In the book, which is being serialised by the Daily Mail, Lacey claims that when the monarch first extended an invitation for Catherine to join the royal family for their traditional Christmas lunch in 2006, the then-24-year-old declined.
According to Lacey, who works as a historical consultant on Netflix's hit period drama The Crown, Catherine wanted to wait until she was engaged before joining in the royal family’s Christmas festivities.
Catherine “would go to Sandringham on Christmas Day only when she was engaged and had a ring to prove it”, the historian states in the book.
The Duke and Duchess of Cambridge met in 2001, when they were both studying at the University of St Andrews in Scotland.

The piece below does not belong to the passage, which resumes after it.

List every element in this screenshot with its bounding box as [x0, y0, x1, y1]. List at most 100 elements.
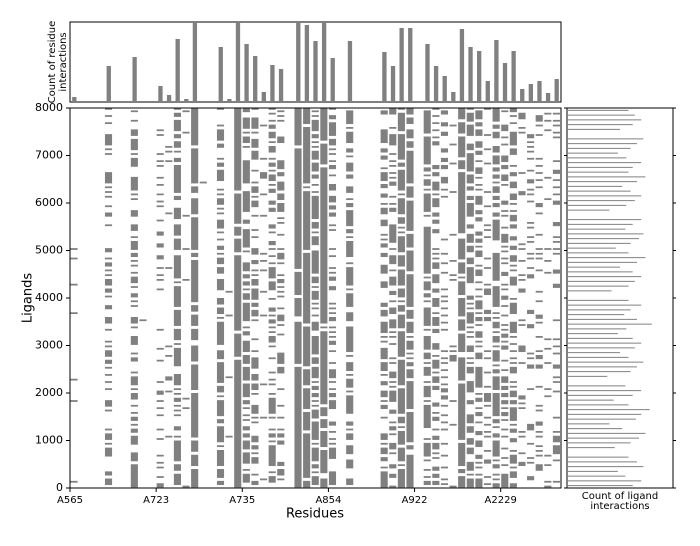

After moving in together in 2002 with several other university friends, the pair made their first public appearance together in 2006, while attending the wedding of Laura Parker-Bowles, the daughter of Camilla, the Duchess of Cornwall.
After a brief split the following year, in November 2010 Catherine and Prince William announced their engagement, the future duchess wearing an oval sapphire engagement ring that previously belonged to Princess Diana.
The Duchess of Cambridge made her first appearance at Sandringham for the royal family’s Christmas celebrations in 2011, eight months after she and the Duke of Cambridge wed at Westminster Abbey.
It is widely regarded as tradition for partners of members of the royal family to only attend Christmas festivities at Sandringham once they are married.
However, in 2017 Meghan, the future Duchess of Sussex, joined her fiancé, Prince Harry, and the royal family at Sandringham for Christmas, five months before their wedding in Windsor.
The Independent has contacted Kensington and Buckingham Palace for comment.